Can an HOA foreclose on properties for delinquent dues and/or assessments? Yes (delinquent fees and penalties is a different story). They normally do this only to perfect their lien position in case of a sale, and the don’t actually snatch the properties. But their can be some unintended consequences.
It is important to understand the order of liens on a property. The mortgage / deed of trust is NOT necessarily in 1st position. Liens for delinquent property taxes or special assessments are actually the 1st lien. HOA liens are in 2nd, and the bank loan is in 3rd.
There are a growing number of properties being purchased at HOA Trustee’s Sales by 3rd parties. A $1.5M ArrowCreek home recently sold for $166,000 on the steps, bid up from the $18K owed on delinquent assessments (10750 Renegade). There was never a NOD filed by the bank on their loan, and it is possible the loan was still performing. But the bank loan is now wiped out, and the new owner will make a killing.
Buying HOA TDs used to be pretty rare – the banks usually step in to cure the defaults to protect their lien positions. But right now, we have institutional investors as well as the local usual suspects buying up all the HOA TDs they can get their hands on, leading to the prices getting bid up on the steps.

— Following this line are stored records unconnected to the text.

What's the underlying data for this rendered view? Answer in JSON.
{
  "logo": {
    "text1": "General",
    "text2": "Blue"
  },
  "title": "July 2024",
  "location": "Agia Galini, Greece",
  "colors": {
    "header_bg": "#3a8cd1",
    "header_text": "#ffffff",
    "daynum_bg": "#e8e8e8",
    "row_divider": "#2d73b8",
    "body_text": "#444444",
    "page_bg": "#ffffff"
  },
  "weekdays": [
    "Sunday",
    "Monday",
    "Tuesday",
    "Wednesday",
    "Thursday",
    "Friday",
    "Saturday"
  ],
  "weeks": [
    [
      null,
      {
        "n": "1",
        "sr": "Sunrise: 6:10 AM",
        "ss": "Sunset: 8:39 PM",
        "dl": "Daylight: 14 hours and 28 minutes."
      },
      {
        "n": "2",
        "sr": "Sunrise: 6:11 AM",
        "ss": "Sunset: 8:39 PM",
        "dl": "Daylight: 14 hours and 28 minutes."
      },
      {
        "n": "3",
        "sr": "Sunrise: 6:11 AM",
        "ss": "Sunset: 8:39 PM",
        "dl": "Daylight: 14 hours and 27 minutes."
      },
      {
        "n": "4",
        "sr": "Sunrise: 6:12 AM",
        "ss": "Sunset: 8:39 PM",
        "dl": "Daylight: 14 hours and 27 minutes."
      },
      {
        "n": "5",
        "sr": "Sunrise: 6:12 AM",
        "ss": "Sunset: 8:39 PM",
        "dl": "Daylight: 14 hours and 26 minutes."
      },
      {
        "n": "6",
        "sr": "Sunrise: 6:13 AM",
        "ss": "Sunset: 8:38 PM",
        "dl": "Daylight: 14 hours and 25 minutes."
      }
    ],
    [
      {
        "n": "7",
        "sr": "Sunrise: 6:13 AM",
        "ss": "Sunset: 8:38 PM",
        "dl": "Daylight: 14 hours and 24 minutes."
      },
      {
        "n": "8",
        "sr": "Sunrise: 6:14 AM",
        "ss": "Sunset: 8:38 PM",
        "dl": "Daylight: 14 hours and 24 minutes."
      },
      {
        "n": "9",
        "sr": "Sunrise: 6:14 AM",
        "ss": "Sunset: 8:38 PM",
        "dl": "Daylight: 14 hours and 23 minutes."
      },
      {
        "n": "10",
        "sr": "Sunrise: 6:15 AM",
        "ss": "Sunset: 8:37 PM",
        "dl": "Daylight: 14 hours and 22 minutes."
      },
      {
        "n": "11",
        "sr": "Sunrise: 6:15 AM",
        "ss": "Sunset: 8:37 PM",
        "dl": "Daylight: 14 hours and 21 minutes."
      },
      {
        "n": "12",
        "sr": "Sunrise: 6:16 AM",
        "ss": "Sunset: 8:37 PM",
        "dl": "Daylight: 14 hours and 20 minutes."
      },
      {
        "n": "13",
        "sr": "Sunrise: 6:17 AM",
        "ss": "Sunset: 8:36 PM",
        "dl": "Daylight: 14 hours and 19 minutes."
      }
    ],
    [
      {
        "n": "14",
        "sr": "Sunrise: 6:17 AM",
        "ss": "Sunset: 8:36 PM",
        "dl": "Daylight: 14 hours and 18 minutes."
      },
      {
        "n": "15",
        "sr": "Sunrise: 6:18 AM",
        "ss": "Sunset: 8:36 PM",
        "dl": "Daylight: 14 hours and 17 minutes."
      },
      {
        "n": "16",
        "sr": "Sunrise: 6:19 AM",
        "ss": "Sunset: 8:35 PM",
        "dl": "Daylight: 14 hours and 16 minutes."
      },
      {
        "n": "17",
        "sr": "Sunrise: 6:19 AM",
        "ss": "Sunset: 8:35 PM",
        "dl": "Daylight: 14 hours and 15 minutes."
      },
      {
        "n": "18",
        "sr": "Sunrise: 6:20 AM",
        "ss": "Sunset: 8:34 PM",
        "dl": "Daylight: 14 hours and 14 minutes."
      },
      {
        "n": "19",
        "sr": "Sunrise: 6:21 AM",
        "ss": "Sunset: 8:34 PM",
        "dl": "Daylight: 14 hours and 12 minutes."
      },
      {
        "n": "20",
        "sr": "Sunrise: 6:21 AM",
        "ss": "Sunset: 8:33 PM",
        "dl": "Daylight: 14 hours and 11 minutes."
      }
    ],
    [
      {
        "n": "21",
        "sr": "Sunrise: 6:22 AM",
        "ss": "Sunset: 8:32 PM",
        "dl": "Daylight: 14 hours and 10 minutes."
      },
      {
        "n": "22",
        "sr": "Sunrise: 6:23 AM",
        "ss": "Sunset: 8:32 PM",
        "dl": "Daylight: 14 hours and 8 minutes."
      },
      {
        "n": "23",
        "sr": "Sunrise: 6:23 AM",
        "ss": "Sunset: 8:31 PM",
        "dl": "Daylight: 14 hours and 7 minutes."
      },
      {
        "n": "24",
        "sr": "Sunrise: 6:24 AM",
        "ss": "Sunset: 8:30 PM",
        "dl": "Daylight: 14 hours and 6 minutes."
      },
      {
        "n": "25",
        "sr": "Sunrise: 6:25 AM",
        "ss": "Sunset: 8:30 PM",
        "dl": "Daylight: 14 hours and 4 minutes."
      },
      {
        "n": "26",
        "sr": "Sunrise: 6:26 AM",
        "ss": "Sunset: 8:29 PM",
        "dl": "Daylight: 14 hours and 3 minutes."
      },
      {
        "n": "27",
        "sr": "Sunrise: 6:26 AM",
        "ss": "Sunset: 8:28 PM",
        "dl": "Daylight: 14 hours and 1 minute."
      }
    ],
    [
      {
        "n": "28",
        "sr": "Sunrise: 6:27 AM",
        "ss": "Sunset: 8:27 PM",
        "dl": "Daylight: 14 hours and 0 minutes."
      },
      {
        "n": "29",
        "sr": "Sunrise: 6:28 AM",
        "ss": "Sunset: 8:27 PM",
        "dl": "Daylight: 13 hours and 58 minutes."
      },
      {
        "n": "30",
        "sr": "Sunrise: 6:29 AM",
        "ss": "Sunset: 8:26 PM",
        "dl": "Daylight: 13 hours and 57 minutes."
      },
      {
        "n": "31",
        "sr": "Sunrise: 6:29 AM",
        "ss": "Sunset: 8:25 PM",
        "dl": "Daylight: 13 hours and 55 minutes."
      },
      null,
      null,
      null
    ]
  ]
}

I can’t really comment on the legality of it all, or why the banks are letting this happen. Without a NOD, they may not even know the properties are in play, though I believe that ALL lien holders are required to be notified of an impending Trustee’s Sale. I can see a potentially huge “creative default” market here – stay current on your mortgage to hide it from your bank, let the HOA foreclose, let your assigned straw buyer buy the property at the Trustees Sale, and take a back end cut on the deal.
Cynical much? Sure. But I have always been amazed at how low the real estate industry will stoop to find a new profit streams. This is one to watch.